TPC series - TPC-H Query 6 - Expression Optimisation
And now, for something completely different.
This week on TPC-H query analysis - we are not going to look at join ordering. Today's query does not have any joins.
But as we shall see, there is still performance to be had for a clever query optimiser.
Query 6
Here is the simple query.
SELECT SUM(l_extendedprice * l_discount) AS revenue
FROM tpch.lineitem
WHERE l_shipdate >= '1994-01-01'
AND l_shipdate < '1995-01-01'
AND l_discount BETWEEN 0.03 AND 0.05
AND l_quantity < 24
;
No joins, just a few filters.
As always, we start with a selectivity analysis
Selectivity of Filters
Filter | Selectivity | Cardinality |
---|---|---|
l_shipdate >= '1994-01-01' AND l_shipdate < '1995-01-01' |
14% | 856332 |
l_discount BETWEEN 0.03 AND 0.05 |
30% | 1799915 |
l_quantity < 24 |
46% | 2817735 |
You will notice that l_quantity
is significantly more selective than the two other filters.
Due to the way TPC-H is generated, these filters are independent.
That means that as you use all filters, you will reduce the rowcount coming out of lineitem
to: 14% * 30% * 46% ~ 2%.
Predicate Evaluation order
We aren't allowed indexes on any of these columns in TPC-H.
We're however allowed to partition data in l_shipdate
if we so desire.
But, for this blog - which is after all educational - I'm going to assume all data is randomly tossed
into a large table.
The arguments I will put forward here hold, even with partitioning applied to the workload — the results are just less
pronounced as you optimise more.
In our test, there is no ordering in the insertion of record.

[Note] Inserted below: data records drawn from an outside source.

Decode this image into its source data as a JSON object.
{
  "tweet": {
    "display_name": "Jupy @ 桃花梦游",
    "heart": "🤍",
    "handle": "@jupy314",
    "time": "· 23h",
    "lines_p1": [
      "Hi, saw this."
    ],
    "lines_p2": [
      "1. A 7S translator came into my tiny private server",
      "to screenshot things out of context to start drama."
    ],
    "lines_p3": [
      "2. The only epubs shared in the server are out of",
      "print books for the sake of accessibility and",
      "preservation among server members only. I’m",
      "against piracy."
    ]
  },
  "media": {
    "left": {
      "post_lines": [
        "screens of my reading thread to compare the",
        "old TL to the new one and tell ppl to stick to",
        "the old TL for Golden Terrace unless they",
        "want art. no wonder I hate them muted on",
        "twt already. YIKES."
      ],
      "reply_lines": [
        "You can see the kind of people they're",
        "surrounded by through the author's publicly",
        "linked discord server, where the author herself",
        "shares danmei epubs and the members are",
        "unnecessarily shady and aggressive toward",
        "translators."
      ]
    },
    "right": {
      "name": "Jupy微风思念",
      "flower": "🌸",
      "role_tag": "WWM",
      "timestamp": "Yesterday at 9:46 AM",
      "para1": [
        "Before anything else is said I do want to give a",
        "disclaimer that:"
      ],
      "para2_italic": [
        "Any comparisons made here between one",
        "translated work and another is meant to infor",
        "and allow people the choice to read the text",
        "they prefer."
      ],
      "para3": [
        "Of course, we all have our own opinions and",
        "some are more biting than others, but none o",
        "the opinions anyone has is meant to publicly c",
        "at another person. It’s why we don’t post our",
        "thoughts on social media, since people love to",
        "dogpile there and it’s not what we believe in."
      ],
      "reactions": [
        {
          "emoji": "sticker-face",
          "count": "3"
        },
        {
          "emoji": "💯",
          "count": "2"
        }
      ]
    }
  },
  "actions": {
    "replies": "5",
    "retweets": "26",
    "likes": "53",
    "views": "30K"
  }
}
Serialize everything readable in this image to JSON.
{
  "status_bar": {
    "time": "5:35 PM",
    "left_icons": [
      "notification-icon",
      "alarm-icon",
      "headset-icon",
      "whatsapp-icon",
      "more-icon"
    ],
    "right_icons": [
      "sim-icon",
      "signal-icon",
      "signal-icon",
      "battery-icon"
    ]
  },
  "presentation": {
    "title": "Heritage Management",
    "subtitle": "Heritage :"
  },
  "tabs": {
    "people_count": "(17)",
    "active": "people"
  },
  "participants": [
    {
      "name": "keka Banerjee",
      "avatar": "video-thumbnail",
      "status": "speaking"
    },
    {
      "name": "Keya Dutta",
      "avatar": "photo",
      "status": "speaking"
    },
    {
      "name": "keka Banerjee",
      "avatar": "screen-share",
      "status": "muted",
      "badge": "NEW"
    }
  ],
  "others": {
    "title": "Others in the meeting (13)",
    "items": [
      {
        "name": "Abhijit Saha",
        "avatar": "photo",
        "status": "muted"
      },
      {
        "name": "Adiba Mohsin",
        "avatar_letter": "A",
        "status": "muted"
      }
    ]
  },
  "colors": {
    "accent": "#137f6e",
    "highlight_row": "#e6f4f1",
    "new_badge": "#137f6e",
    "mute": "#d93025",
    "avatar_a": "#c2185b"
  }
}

All data is completely randomized.
If we think about table scanning as looping over the records in the table, we will want to skip records as fast as we can.
That means we should evaluate the best filters first - taking l_quantity < 24
before anything else.
In Python code - what we want is something like this:
for row in lineitem:
if not (row.l_quantity < 24):
continue
if not (0.03 <= row.l_discount <= 0.05):
continue
if not ('1994-01-01' <= l_shipdate >< '1995-01-01'):
continue
emit_row(row)
This idea of bailing out as early as possible is called "short-circuit evaluation".
Given decent statistics - particularly a histogram - a query optimiser should be able to determine that this ordering is the best one.
Short-Circuit Evaluation vs. Branch Elimination
When you use SIMD vectorisation for execution, you have to ask an important question:
Is it worth short-circuiting filter evaluation or is it better to just evaluate all filters and combine them?
Consider the optimal filter evaluation order again — this time with some comments:
for row in lineitem:
if not (row.l_quantity < 24):
continue # 46% of the time
if not (0.03 <= row.l_discount <= 0.05):
continue # 46% * 30% of the time
if not ('1994-01-01' <= l_shipdate < '1995-01-01'):
continue # 46% * 30% * 14% of the time
emit_row(row)
Might it be better to do this instead:
for row in lineitem:
should_emit = True
should_emit &= (row.l_quantity < 24)
should_emit &= (0.03 <= row.l_discount <= 0.05)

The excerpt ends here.